Checks are controlled by the assertion policy — a combination of a policy YAML file and CLI flags. By default, if a baseline is provided, every numeric metric is compared with a 50% tolerance. You can tighten or customize this with a policy file or CLI flags.

Standalone thresholds (no baseline needed)

You can assert without a baseline by setting hard caps:

maida assert <RUN_ID> --max-steps 80 --max-tool-calls 30 --no-loops

Combining baseline and thresholds

When both a baseline and a max_* threshold are set, the effective limit is the lesser of the two:

limit = min(baseline_value * (1 + tolerance), max_value)

See the Policy YAML reference for the full decision table.


Step 3: Use a policy file

Instead of passing many CLI flags, commit a .maida/policy.yaml file:

assert:
  max_steps: 80
  step_tolerance: 0.2
  max_tool_calls: 30
  no_loops: true
  no_new_tools: true
  expect_status: ok

maida assert auto-detects .maida/policy.yaml in the current directory. To use a different path:

maida assert <RUN_ID> --baseline baseline.json --policy ci-policy.yaml

Precedence: CLI flags > policy file > defaults.

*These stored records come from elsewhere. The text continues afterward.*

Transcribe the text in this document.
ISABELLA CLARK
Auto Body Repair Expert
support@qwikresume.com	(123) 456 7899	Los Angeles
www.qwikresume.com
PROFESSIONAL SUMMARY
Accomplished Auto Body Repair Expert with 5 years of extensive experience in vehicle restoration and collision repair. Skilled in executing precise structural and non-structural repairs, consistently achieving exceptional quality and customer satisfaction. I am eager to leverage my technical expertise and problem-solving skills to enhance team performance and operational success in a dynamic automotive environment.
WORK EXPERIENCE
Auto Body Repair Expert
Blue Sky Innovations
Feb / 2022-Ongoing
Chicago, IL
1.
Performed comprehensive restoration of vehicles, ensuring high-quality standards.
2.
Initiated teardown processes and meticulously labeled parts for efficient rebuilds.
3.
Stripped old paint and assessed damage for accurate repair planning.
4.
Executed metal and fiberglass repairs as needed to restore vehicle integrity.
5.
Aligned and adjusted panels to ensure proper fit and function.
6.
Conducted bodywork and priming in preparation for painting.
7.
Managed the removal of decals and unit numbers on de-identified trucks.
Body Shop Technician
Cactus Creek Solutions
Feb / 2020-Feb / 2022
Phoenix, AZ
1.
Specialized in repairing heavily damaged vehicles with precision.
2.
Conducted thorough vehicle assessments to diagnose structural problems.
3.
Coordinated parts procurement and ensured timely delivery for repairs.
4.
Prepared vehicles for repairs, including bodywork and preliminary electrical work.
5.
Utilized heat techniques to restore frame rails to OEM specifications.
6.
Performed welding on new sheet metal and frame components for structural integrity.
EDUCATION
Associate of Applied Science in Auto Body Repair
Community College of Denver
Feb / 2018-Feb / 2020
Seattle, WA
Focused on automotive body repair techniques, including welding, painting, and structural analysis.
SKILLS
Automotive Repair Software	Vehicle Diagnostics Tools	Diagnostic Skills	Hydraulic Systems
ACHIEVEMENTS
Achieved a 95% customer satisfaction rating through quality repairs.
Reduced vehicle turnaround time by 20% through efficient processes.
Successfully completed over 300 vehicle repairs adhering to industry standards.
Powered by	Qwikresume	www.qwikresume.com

See the full policy reference for all fields, threshold semantics, and override rules.


Output formats

Use --format (-f) to choose the output format.

Text (default)

maida assert <RUN_ID> --baseline baseline.json
  ✓ step_count: 42 steps (baseline: 38, tolerance: 50%)
  ✓ tool_calls: 12 tool calls (baseline: 10, tolerance: 50%)
  ✗ no_loops: 2 loop warning(s) detected
  ✓ expect_status: status is 'ok'

RESULT: FAILED (1 of 4 checks failed)

JSON

maida assert <RUN_ID> --baseline baseline.json --format json
{
  "run_id": "a1b2c3d4e5f67890a1b2c3d4e5f67890",
  "baseline_run_id": "e5f6a7b8c9d001122334455667788990",
  "passed": false,
  "results": [
    {
      "check_name": "step_count",
      "passed": true,
      "message": "42 steps (baseline: 38, tolerance: 50%)",
      "expected": "57",
      "actual": "42"
    },
    {
      "check_name": "no_loops",
      "passed": false,
      "message": "2 loop warning(s) detected",
      "expected": null,
      "actual": "2"
    }
  ]
}

Markdown

Designed for GitHub PR comments and step summaries:

maida assert --baseline baseline.json --format markdown
## ❌ Maida gate: agent behavior regressed

**1 of 4 checks failed** · run `a1b2c3d4` vs baseline `e5f6a7b8`

| Check | Expected | Actual | Details |
|---|---|---|---|
| ❌ `no_loops` | — | 2 | 2 loop warning(s) detected |

<details>
<summary>✅ 3 passing checks</summary>
...
</details>

### What changed vs baseline

| Metric | Baseline | Current | Change |
|---|---|---|---|
| tool_calls | 10 | 14 | +40% |
| loop_warnings | 0 | 2 | NEW |

**Tool changes:**
- ➕ `web_search` — new tool, not in baseline

The report leads with the verdict, lists failed checks first with expected vs actual values, collapses passing checks, and — when a baseline is provided — embeds the structural diff and a copy-pasteable local-repro snippet.


Step 4: Drill into failures with diff

When maida assert fails, use maida diff to see exactly what changed.

Diff against a baseline

maida diff --baseline .maida/baselines/my_agent.json

Diff two runs directly

maida diff <RUN_A> <RUN_B>

Sample output

Run comparison: a1b2c3d4 vs e5f6a7b8

Summary:
  total_events: 38 -> 42 (+11%)
  tool_calls: 10 -> 14 (+40%)
  loop_warnings: 0 -> 2 (NEW)

Tool path changes:
  + web_search (new)

Event type distribution:
  LLM_CALL: 8 -> 8
  TOOL_CALL: 10 -> 14 (+40%)
  LOOP_WARNING: 0 -> 2 (NEW)

The diff shows summary-level metric changes, new or removed tools, and shifts in the event type distribution.


GitHub Actions example

The easiest path is the packaged action, maida-ai/maida-assert — scaffold it with maida init --github. It runs your traced agent, asserts the run, and posts the regression report as a sticky PR comment.

To wire it up by hand instead, run your agent in CI, then assert against the checked-in baseline (maida assert picks up the latest run automatically):

- name: Run agent
  run: python my_agent.py

- name: Assert agent behavior
  run: |
    maida assert \
      --baseline .maida/baselines/my_agent.json \
      --format markdown >> "$GITHUB_STEP_SUMMARY"

If the assertion fails, the step exits with code 1 and the markdown report appears in the GitHub Actions step summary.